Wednesday, February 25, 2015
By Katherine Sleeman
On Thursday 26th February from 9-10pm UK time (4pm New York, 8am 27th Sydney) we will be holding the monthly Twitter Journal Club for hospice and palliative medicine: #hpmjc. The aim of the journal club is to provide an informal multidisciplinary forum for discussion of latest research findings, and we hope you will join us. You can find some more information about the journal club here.
The paper for discussion this month is 'An integrated palliative and respiratory care service for patients with advanced disease and refractory breathlessness: a randomised controlled trial’. The paper was published in December 2014 in The Lancet Respiratory Medicine, and is open access.
This month’s journal club will be led by Katherine Sleeman (@kesleeman), Clinical Lecturer at the Cicely Saunders Institute.
Why this paper?
Breathlessness is a common and distressing symptom in advanced diseases such as lung cancer, chronic obstructive pulmonary disease (COPD) and heart failure, and is often difficult to manage.

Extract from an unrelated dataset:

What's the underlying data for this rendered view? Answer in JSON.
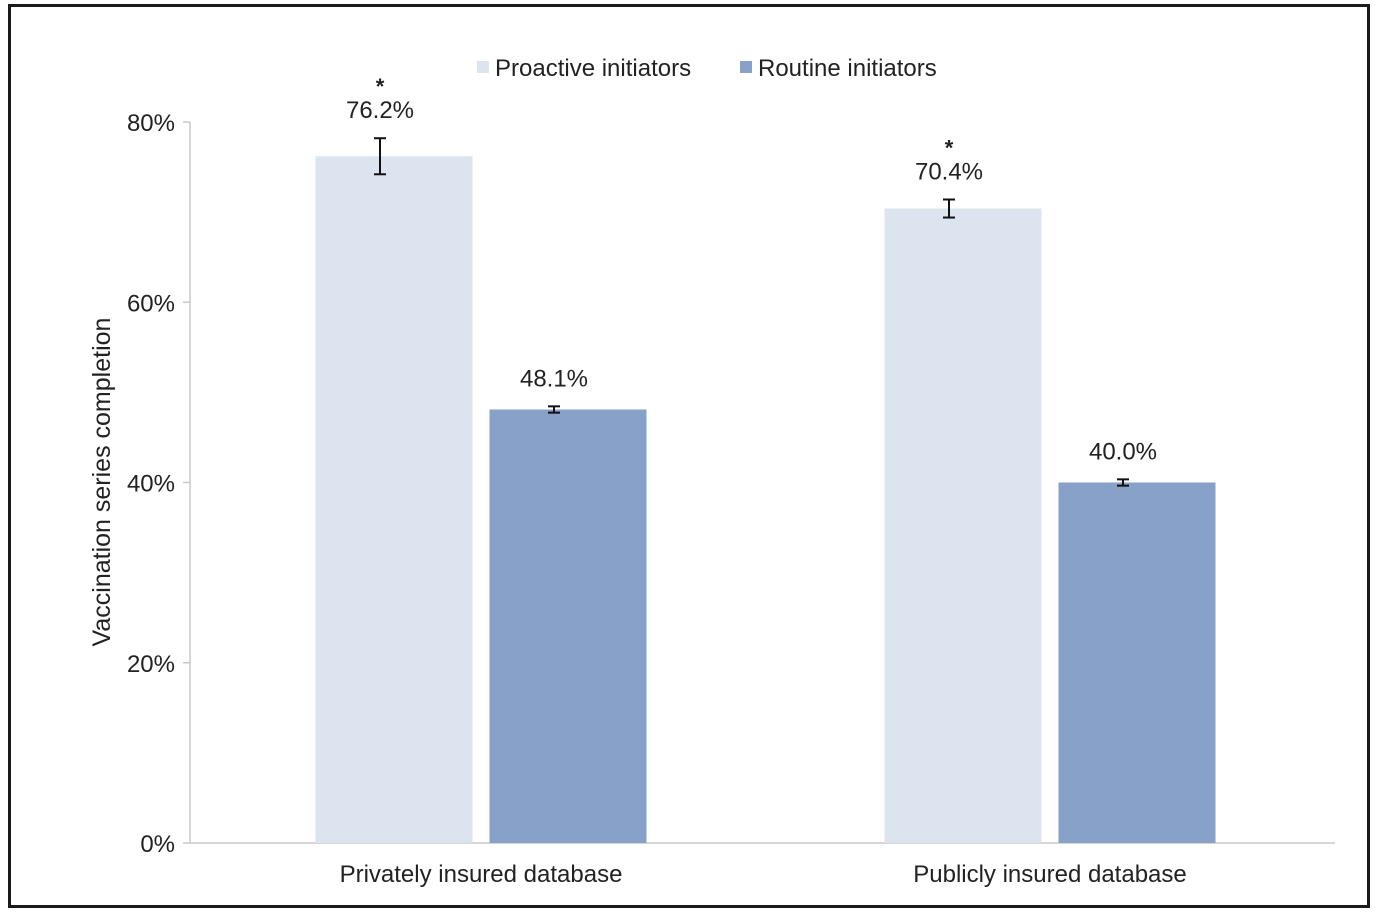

This paper reports the results of a randomised controlled trial of an early integrated breathlessness support service for patients with refractory breathlessness (breathlessness that persists once treatment of the underlying disease is optimised). The breathlessness support service was a multi-professional integrated service combining respiratory, physiotherapy, occupational therapy, and palliative care.
What did they find?
105 patients were randomly assigned over 2 years to receive either the breathlessness support service or usual care. The primary outcome was breathlessness mastery at 6 weeks after randomisation. The authors found that breathlessness mastery improved in the intervention group compared with the control group. Intriguingly, they also found that survival at 6 months was better in the breathlessness support service group than the control group.
Questions for discussion:
In your experience, is unrelieved breathlessness is a significant clinical problem?
What are the advantages of a fast track trial in palliative care?
What do you think of the primary endpoint of ‘breathlessness mastery’?
Are you surprised by the improved survival in the intervention arm? What might be the mechanism?
Are randomised controlled trials of palliative care that have patient survival as the primary endpoint needed?